The first principle is flexibility. The cities that will thrive in the future are those that can reinvent themselves in the face of remote work and other unforeseen challenges to come. 

The second principle is openness to growth and change. Leaders should focus on making it easier to build more, and more varied, housing overall and investing heavily in means-tested, subsidized housing that can ensure some level of diversity even in the face of rapid appreciation. 

The third key principle is generality. The task of providing more housing —and more affordable housing— can’t fall to just a few neighborhoods, as it is now. Efficiency, fairness and political viability depend upon every community district doing its part to provide more housing. 

The fourth principle is equity. We must end exclusionary and unfair land use policies, reduce the city’s high levels of segregation and boost homeownership among households of color. 

A fifth principle is targeting the neediest. We need to focus on the lowest-income households (in part because they won’t directly benefit as much as others from new building).  
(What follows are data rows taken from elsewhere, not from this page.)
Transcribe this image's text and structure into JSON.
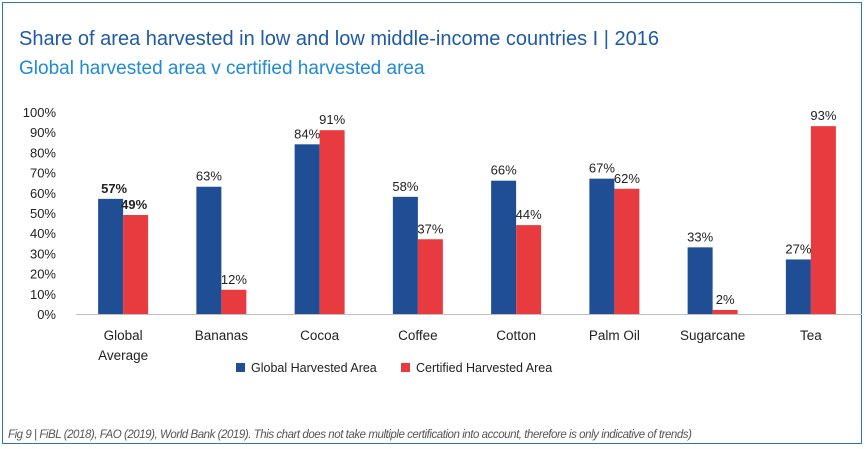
{
  "title": "Share of area harvested in low and low middle-income countries I  | 2016",
  "subtitle": "Global harvested area v certified harvested area",
  "caption": "Fig 9 | FiBL (2018), FAO (2019), World Bank (2019). This chart does not take multiple certification into account, therefore is only indicative of trends)",
  "colors": {
    "title": "#1f5aa6",
    "subtitle": "#1f8ad6",
    "global": "#1f4e95",
    "certified": "#e83b3f",
    "frame": "#2e75b6"
  },
  "chart_data": {
    "type": "bar",
    "categories": [
      [
        "Global",
        "Average"
      ],
      [
        "Bananas"
      ],
      [
        "Cocoa"
      ],
      [
        "Coffee"
      ],
      [
        "Cotton"
      ],
      [
        "Palm Oil"
      ],
      [
        "Sugarcane"
      ],
      [
        "Tea"
      ]
    ],
    "series": [
      {
        "name": "Global Harvested Area",
        "color": "#1f4e95",
        "values": [
          57,
          63,
          84,
          58,
          66,
          67,
          33,
          27
        ],
        "labels": [
          "57%",
          "63%",
          "84%",
          "58%",
          "66%",
          "67%",
          "33%",
          "27%"
        ]
      },
      {
        "name": "Certified Harvested Area",
        "color": "#e83b3f",
        "values": [
          49,
          12,
          91,
          37,
          44,
          62,
          2,
          93
        ],
        "labels": [
          "49%",
          "12%",
          "91%",
          "37%",
          "44%",
          "62%",
          "2%",
          "93%"
        ]
      }
    ],
    "bold_category_index": 0,
    "yticks": [
      "0%",
      "10%",
      "20%",
      "30%",
      "40%",
      "50%",
      "60%",
      "70%",
      "80%",
      "90%",
      "100%"
    ],
    "ylim": [
      0,
      100
    ],
    "grid": false,
    "legend": "bottom"
  }
}
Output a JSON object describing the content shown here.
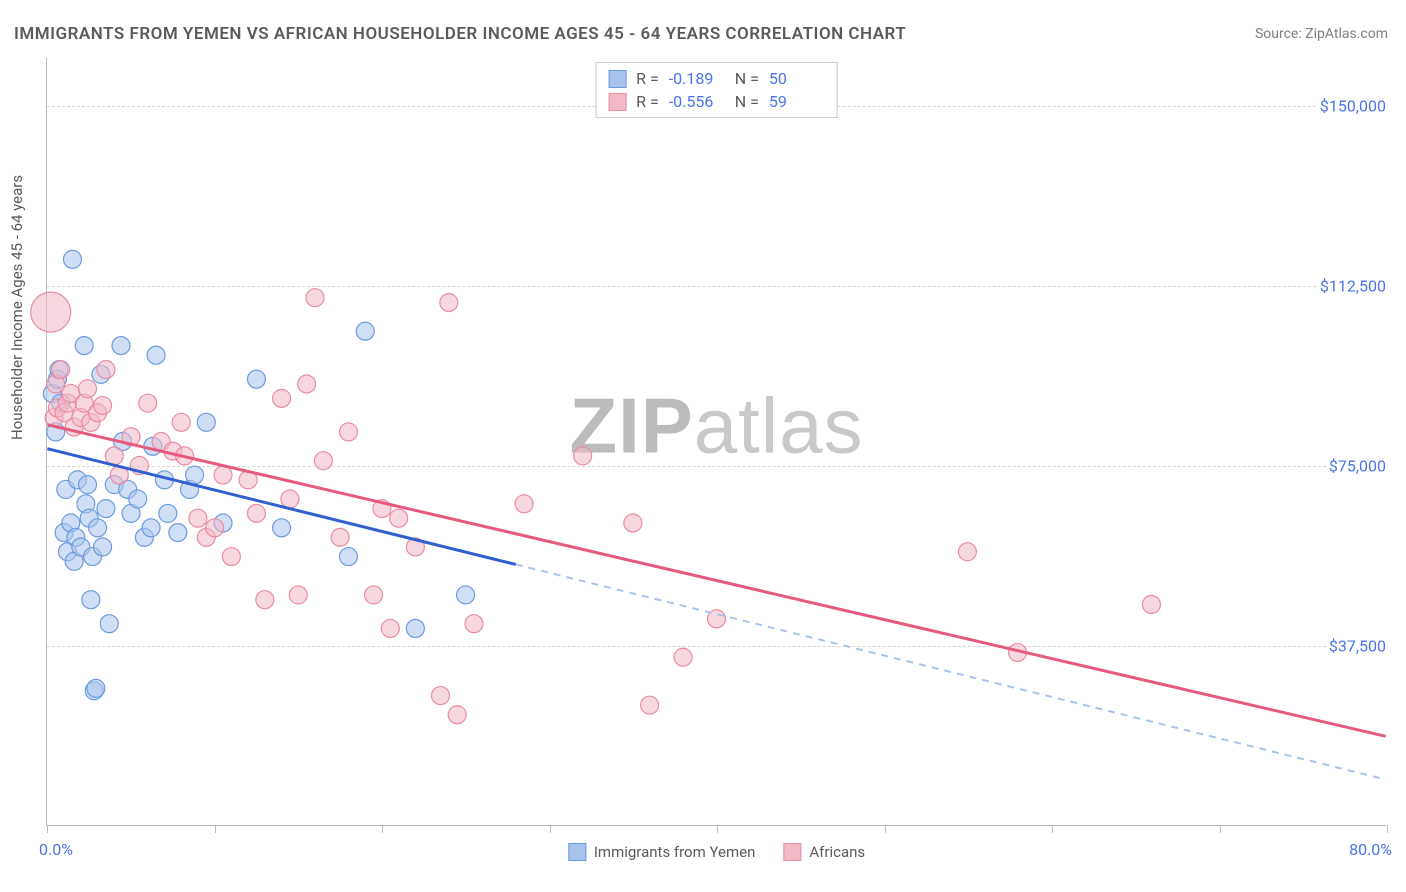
{
  "title": "IMMIGRANTS FROM YEMEN VS AFRICAN HOUSEHOLDER INCOME AGES 45 - 64 YEARS CORRELATION CHART",
  "source": "Source: ZipAtlas.com",
  "ylabel": "Householder Income Ages 45 - 64 years",
  "watermark_a": "ZIP",
  "watermark_b": "atlas",
  "chart": {
    "type": "scatter",
    "background_color": "#ffffff",
    "grid_color": "#d6d6d6",
    "axis_color": "#bbbbbb",
    "label_color": "#5a5a5a",
    "value_color": "#4a74e8",
    "title_fontsize": 17,
    "label_fontsize": 15,
    "tick_fontsize": 16,
    "xlim": [
      0,
      80
    ],
    "ylim": [
      0,
      160000
    ],
    "xaxis_min_label": "0.0%",
    "xaxis_max_label": "80.0%",
    "xtick_positions": [
      0,
      10,
      20,
      30,
      40,
      50,
      60,
      70,
      80
    ],
    "yticks": [
      {
        "value": 37500,
        "label": "$37,500"
      },
      {
        "value": 75000,
        "label": "$75,000"
      },
      {
        "value": 112500,
        "label": "$112,500"
      },
      {
        "value": 150000,
        "label": "$150,000"
      }
    ],
    "series": [
      {
        "name": "Immigrants from Yemen",
        "fill": "#a9c4ec",
        "stroke": "#6b9bde",
        "line_solid": "#2f5fd0",
        "line_dash": "#a9c4ec",
        "fill_opacity": 0.55,
        "marker_r": 9,
        "R": "-0.189",
        "N": "50",
        "trend": {
          "y_at_xmin": 78500,
          "y_at_solid_end": 55000,
          "solid_end_x": 28,
          "y_at_xmax": 9500
        },
        "points": [
          {
            "x": 0.3,
            "y": 90000
          },
          {
            "x": 0.5,
            "y": 82000
          },
          {
            "x": 0.6,
            "y": 93000
          },
          {
            "x": 0.7,
            "y": 95000
          },
          {
            "x": 0.8,
            "y": 88000
          },
          {
            "x": 1.0,
            "y": 61000
          },
          {
            "x": 1.1,
            "y": 70000
          },
          {
            "x": 1.2,
            "y": 57000
          },
          {
            "x": 1.4,
            "y": 63000
          },
          {
            "x": 1.5,
            "y": 118000
          },
          {
            "x": 1.6,
            "y": 55000
          },
          {
            "x": 1.7,
            "y": 60000
          },
          {
            "x": 1.8,
            "y": 72000
          },
          {
            "x": 2.0,
            "y": 58000
          },
          {
            "x": 2.2,
            "y": 100000
          },
          {
            "x": 2.3,
            "y": 67000
          },
          {
            "x": 2.4,
            "y": 71000
          },
          {
            "x": 2.5,
            "y": 64000
          },
          {
            "x": 2.6,
            "y": 47000
          },
          {
            "x": 2.7,
            "y": 56000
          },
          {
            "x": 2.8,
            "y": 28000
          },
          {
            "x": 2.9,
            "y": 28500
          },
          {
            "x": 3.0,
            "y": 62000
          },
          {
            "x": 3.2,
            "y": 94000
          },
          {
            "x": 3.3,
            "y": 58000
          },
          {
            "x": 3.5,
            "y": 66000
          },
          {
            "x": 3.7,
            "y": 42000
          },
          {
            "x": 4.0,
            "y": 71000
          },
          {
            "x": 4.4,
            "y": 100000
          },
          {
            "x": 4.5,
            "y": 80000
          },
          {
            "x": 4.8,
            "y": 70000
          },
          {
            "x": 5.0,
            "y": 65000
          },
          {
            "x": 5.4,
            "y": 68000
          },
          {
            "x": 5.8,
            "y": 60000
          },
          {
            "x": 6.2,
            "y": 62000
          },
          {
            "x": 6.3,
            "y": 79000
          },
          {
            "x": 6.5,
            "y": 98000
          },
          {
            "x": 7.0,
            "y": 72000
          },
          {
            "x": 7.2,
            "y": 65000
          },
          {
            "x": 7.8,
            "y": 61000
          },
          {
            "x": 8.5,
            "y": 70000
          },
          {
            "x": 8.8,
            "y": 73000
          },
          {
            "x": 9.5,
            "y": 84000
          },
          {
            "x": 10.5,
            "y": 63000
          },
          {
            "x": 12.5,
            "y": 93000
          },
          {
            "x": 14.0,
            "y": 62000
          },
          {
            "x": 18.0,
            "y": 56000
          },
          {
            "x": 19.0,
            "y": 103000
          },
          {
            "x": 22.0,
            "y": 41000
          },
          {
            "x": 25.0,
            "y": 48000
          }
        ]
      },
      {
        "name": "Africans",
        "fill": "#f3b8c6",
        "stroke": "#e88ba3",
        "line_solid": "#e55a7d",
        "line_dash": "#f3b8c6",
        "fill_opacity": 0.55,
        "marker_r": 9,
        "R": "-0.556",
        "N": "59",
        "trend": {
          "y_at_xmin": 83500,
          "y_at_solid_end": 18500,
          "solid_end_x": 80,
          "y_at_xmax": 18500
        },
        "points": [
          {
            "x": 0.2,
            "y": 107000,
            "r": 20
          },
          {
            "x": 0.4,
            "y": 85000
          },
          {
            "x": 0.5,
            "y": 92000
          },
          {
            "x": 0.6,
            "y": 87000
          },
          {
            "x": 0.8,
            "y": 95000
          },
          {
            "x": 1.0,
            "y": 86000
          },
          {
            "x": 1.2,
            "y": 88000
          },
          {
            "x": 1.4,
            "y": 90000
          },
          {
            "x": 1.6,
            "y": 83000
          },
          {
            "x": 2.0,
            "y": 85000
          },
          {
            "x": 2.2,
            "y": 88000
          },
          {
            "x": 2.4,
            "y": 91000
          },
          {
            "x": 2.6,
            "y": 84000
          },
          {
            "x": 3.0,
            "y": 86000
          },
          {
            "x": 3.3,
            "y": 87500
          },
          {
            "x": 3.5,
            "y": 95000
          },
          {
            "x": 4.0,
            "y": 77000
          },
          {
            "x": 4.3,
            "y": 73000
          },
          {
            "x": 5.0,
            "y": 81000
          },
          {
            "x": 5.5,
            "y": 75000
          },
          {
            "x": 6.0,
            "y": 88000
          },
          {
            "x": 6.8,
            "y": 80000
          },
          {
            "x": 7.5,
            "y": 78000
          },
          {
            "x": 8.0,
            "y": 84000
          },
          {
            "x": 8.2,
            "y": 77000
          },
          {
            "x": 9.0,
            "y": 64000
          },
          {
            "x": 9.5,
            "y": 60000
          },
          {
            "x": 10.0,
            "y": 62000
          },
          {
            "x": 10.5,
            "y": 73000
          },
          {
            "x": 11.0,
            "y": 56000
          },
          {
            "x": 12.0,
            "y": 72000
          },
          {
            "x": 12.5,
            "y": 65000
          },
          {
            "x": 13.0,
            "y": 47000
          },
          {
            "x": 14.0,
            "y": 89000
          },
          {
            "x": 14.5,
            "y": 68000
          },
          {
            "x": 15.0,
            "y": 48000
          },
          {
            "x": 15.5,
            "y": 92000
          },
          {
            "x": 16.0,
            "y": 110000
          },
          {
            "x": 16.5,
            "y": 76000
          },
          {
            "x": 17.5,
            "y": 60000
          },
          {
            "x": 18.0,
            "y": 82000
          },
          {
            "x": 19.5,
            "y": 48000
          },
          {
            "x": 20.0,
            "y": 66000
          },
          {
            "x": 20.5,
            "y": 41000
          },
          {
            "x": 21.0,
            "y": 64000
          },
          {
            "x": 22.0,
            "y": 58000
          },
          {
            "x": 23.5,
            "y": 27000
          },
          {
            "x": 24.0,
            "y": 109000
          },
          {
            "x": 24.5,
            "y": 23000
          },
          {
            "x": 25.5,
            "y": 42000
          },
          {
            "x": 28.5,
            "y": 67000
          },
          {
            "x": 32.0,
            "y": 77000
          },
          {
            "x": 35.0,
            "y": 63000
          },
          {
            "x": 36.0,
            "y": 25000
          },
          {
            "x": 38.0,
            "y": 35000
          },
          {
            "x": 40.0,
            "y": 43000
          },
          {
            "x": 55.0,
            "y": 57000
          },
          {
            "x": 58.0,
            "y": 36000
          },
          {
            "x": 66.0,
            "y": 46000
          }
        ]
      }
    ]
  },
  "bottom_legend": [
    {
      "label": "Immigrants from Yemen",
      "fill": "#a9c4ec",
      "stroke": "#6b9bde"
    },
    {
      "label": "Africans",
      "fill": "#f3b8c6",
      "stroke": "#e88ba3"
    }
  ]
}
The final key principle is thoughtful cost control. The City needs a comprehensive and sustained all-hands-on-deck strategy to reduce the costs of developing and operating residential buildings and stretch tax dollars further. Housing affordability is key to a vibrant and sustainable future for New York. While the roots of some of the challenges are national, and even global, there is much the City can do. While the city has changed in myriad ways over the decades and centuries, one constant has been its wonderfully open doors.”